Counsel for Chief Riruako’s Herero People’s Reparations Corporation, are of the opinion that the plaintiffs have a case in law. «Well-recognised principles of District of Columbia law, United States Federal law and international law, provide this court with the jurisdiction to impose long-delayed remedies for the atrocities from which the defendants profited.» Plaintiffs Riruako and Professor Mburuma Kerina, prime movers behind the reparations claim, are direct descendants of people who suffered during the era of German extermination.

Speaking at the UN-convened World Conference Against Racism, Racial Discrimination, Xenophobia and Related Intolerance, held in Durban, South Africa, in August, Germany’s Foreign Affairs Minister, Joschka Fischer, said: «At this conference, we must begin with the past. In many parts of the world, the pain of the persisting consequences of slavery and colonial exploitation still sits deep. Past injustice cannot be undone, but to recognize guilt, assume responsibility and face up to historical obligations may at least give back to the victims and their descendants, the dignity of which they were robbed. I should, therefore, like to do that here and now on behalf of the Federal Republic of Germany.»

The Herero reparations’ case has been described as a watershed that could open the floodgates to similar claims from other groups. At the very least, an apology should be tendered to the victims of past oppression.

At a recent Heroes’ Day commemoration held in Okahandja, Chief Riruako spoke strongly against the untold and unforgettable suffering and experience of the Herero at the hands of the Germans, resulting from the German-Herero war of 1904-1907. He said the Herero population was reduced by more than half, and many had fled to Botswana, South Africa and Angola.

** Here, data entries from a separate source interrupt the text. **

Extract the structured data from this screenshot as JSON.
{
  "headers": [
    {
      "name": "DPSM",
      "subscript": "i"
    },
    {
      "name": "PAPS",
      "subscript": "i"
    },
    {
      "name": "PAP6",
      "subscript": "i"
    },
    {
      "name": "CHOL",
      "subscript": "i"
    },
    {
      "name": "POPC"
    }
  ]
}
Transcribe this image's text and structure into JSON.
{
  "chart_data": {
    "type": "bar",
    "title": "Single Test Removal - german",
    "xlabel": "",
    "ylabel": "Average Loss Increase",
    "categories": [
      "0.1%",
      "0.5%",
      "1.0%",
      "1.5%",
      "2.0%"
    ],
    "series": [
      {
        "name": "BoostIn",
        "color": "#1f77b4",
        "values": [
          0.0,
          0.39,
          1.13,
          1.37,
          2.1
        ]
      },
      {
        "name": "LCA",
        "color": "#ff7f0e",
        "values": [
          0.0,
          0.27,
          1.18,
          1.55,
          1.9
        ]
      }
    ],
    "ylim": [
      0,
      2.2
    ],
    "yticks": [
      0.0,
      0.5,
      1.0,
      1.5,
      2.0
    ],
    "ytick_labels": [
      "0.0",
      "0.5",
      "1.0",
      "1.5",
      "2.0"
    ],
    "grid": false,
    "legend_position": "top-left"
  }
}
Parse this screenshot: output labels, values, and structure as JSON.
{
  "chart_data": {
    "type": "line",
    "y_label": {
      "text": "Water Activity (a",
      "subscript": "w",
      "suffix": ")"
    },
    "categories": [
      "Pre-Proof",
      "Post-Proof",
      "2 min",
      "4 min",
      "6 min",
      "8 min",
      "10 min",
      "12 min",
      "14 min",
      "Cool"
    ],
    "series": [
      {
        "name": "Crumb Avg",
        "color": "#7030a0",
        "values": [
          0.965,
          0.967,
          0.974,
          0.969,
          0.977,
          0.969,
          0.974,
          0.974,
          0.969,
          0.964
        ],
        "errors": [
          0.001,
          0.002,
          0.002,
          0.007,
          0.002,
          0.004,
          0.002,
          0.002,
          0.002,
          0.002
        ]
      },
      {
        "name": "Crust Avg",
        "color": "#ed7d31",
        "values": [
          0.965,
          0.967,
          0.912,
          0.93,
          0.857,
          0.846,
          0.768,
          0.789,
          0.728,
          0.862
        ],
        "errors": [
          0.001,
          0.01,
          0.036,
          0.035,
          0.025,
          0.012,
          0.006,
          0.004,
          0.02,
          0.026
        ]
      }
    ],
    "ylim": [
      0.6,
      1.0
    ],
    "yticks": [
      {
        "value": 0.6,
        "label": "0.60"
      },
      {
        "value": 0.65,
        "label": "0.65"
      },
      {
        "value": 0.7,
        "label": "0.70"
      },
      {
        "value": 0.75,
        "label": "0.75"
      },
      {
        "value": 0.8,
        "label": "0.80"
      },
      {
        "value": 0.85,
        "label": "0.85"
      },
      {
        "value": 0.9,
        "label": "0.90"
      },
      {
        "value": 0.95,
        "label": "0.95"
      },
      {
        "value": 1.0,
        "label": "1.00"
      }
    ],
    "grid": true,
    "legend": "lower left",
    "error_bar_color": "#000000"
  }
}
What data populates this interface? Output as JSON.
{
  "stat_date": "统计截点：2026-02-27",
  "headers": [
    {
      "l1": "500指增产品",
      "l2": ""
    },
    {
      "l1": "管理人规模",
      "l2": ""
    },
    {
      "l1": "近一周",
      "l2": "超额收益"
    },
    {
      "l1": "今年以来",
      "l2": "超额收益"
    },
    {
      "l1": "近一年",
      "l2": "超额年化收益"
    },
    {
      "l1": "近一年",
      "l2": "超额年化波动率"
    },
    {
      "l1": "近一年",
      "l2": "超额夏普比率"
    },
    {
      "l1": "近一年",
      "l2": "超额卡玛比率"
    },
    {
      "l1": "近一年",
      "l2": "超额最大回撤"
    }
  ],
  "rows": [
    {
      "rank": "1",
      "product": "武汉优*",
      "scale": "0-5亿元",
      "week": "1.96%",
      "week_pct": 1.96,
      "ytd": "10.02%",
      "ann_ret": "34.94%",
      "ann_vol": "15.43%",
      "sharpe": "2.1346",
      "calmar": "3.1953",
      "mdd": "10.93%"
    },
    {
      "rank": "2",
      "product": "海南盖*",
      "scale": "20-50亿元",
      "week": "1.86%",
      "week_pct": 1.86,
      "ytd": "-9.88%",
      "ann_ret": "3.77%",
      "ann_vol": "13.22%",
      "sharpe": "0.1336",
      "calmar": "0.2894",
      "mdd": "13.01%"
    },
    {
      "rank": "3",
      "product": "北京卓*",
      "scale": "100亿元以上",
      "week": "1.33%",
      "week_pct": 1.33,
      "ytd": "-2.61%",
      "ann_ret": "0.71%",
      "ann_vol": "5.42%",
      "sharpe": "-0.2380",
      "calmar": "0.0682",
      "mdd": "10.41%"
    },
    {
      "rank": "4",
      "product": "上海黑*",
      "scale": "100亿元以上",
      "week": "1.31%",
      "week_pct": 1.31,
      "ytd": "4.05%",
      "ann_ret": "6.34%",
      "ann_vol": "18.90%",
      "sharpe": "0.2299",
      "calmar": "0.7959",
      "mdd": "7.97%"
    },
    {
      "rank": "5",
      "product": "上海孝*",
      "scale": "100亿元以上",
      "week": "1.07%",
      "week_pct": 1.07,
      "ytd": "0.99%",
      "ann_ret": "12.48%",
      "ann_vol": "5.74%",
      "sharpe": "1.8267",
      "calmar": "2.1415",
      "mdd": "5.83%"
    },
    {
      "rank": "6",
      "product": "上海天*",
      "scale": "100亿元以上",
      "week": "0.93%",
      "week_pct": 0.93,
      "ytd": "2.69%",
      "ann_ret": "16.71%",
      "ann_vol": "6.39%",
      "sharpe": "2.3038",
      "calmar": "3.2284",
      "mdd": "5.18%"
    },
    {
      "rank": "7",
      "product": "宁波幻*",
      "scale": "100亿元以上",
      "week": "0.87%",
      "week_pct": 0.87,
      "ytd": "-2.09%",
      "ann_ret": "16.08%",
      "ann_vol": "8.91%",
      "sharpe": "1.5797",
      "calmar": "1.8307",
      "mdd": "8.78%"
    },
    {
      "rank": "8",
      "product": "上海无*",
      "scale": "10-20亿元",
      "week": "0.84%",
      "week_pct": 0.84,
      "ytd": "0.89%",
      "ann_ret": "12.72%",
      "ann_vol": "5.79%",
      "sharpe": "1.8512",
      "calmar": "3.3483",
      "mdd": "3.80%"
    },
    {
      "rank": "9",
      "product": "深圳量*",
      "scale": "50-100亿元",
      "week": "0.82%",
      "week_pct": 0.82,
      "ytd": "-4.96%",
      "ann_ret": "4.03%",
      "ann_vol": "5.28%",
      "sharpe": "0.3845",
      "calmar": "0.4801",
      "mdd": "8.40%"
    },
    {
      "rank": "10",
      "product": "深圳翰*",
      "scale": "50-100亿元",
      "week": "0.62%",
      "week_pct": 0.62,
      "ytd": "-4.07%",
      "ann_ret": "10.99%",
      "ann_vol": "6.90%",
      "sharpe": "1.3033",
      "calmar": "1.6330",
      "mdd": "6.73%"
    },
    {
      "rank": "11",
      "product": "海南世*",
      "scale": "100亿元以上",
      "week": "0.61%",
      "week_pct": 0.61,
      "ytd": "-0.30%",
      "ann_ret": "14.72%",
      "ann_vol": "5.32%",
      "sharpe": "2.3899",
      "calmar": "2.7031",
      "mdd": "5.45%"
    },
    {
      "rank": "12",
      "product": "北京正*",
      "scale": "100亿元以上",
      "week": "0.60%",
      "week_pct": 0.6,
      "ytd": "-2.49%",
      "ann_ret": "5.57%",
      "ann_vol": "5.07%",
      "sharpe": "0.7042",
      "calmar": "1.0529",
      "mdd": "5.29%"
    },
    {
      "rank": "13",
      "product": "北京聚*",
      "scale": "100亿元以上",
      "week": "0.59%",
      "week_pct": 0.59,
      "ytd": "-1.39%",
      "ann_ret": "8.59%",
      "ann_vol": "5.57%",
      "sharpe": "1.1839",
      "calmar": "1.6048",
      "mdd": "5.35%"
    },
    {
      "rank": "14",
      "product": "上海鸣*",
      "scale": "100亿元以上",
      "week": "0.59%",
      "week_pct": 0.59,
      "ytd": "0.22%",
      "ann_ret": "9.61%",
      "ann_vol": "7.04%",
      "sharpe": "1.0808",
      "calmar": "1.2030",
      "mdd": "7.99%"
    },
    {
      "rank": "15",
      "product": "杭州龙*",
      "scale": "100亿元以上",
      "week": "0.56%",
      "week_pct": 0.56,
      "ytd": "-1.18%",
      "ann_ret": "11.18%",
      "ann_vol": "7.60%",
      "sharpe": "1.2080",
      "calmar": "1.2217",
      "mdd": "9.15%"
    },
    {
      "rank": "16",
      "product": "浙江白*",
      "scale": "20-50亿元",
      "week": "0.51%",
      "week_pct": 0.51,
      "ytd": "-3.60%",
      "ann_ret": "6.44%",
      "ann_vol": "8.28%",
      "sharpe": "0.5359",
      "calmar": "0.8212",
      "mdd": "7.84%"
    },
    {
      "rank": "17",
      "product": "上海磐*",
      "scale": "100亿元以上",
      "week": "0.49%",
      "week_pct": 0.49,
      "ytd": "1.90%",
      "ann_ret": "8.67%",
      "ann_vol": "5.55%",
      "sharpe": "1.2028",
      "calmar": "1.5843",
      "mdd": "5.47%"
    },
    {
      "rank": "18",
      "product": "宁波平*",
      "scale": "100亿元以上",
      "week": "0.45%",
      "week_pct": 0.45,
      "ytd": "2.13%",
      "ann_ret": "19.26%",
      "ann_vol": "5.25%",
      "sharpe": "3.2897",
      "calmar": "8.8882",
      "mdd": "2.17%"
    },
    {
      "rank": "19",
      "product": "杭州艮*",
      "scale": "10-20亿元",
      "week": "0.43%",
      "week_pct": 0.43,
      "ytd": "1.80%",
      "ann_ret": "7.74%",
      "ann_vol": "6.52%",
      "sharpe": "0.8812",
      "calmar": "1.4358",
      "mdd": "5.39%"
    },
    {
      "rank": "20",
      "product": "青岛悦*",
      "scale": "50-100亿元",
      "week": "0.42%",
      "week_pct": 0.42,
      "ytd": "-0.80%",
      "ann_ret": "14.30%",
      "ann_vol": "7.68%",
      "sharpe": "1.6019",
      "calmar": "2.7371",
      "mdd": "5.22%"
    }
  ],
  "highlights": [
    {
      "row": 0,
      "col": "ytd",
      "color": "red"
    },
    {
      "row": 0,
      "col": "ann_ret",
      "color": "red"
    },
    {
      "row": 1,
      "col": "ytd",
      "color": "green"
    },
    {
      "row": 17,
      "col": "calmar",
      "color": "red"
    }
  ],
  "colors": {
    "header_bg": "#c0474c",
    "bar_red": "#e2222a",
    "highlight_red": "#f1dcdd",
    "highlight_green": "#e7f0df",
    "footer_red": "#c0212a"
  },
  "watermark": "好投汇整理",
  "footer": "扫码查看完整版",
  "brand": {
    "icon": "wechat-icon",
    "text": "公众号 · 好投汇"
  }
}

Recalling that President Roman Herzog of Germany visited Namibia in 1998, Chief Riruako said: «When the President came, the issue of reparations was repeatedly raised, but the Germans argued that the tribe could not claim compensation, as international rules on the protection of rebels and civilians, were not in force at the time of the Herero uprising. The German government points to the fact that it is already the largest source of development funds for Namibia which could benefit the Herero. But to my knowledge, the Germans confiscated Herero property, Herero cattle, and other Herero livestock, and enslaved the Herero. Many Herero were exterminated on the orders of the Emperor, Kaiser Wilhelm II — orders given directly to Von Trotha. Those orders wiped out the whole nation. The Germans took whatever the Herero had, and distributed their booty among themselves. The Germans owe us. They dehumanised us. They dispossessed us. That’s why we are claiming reparations.»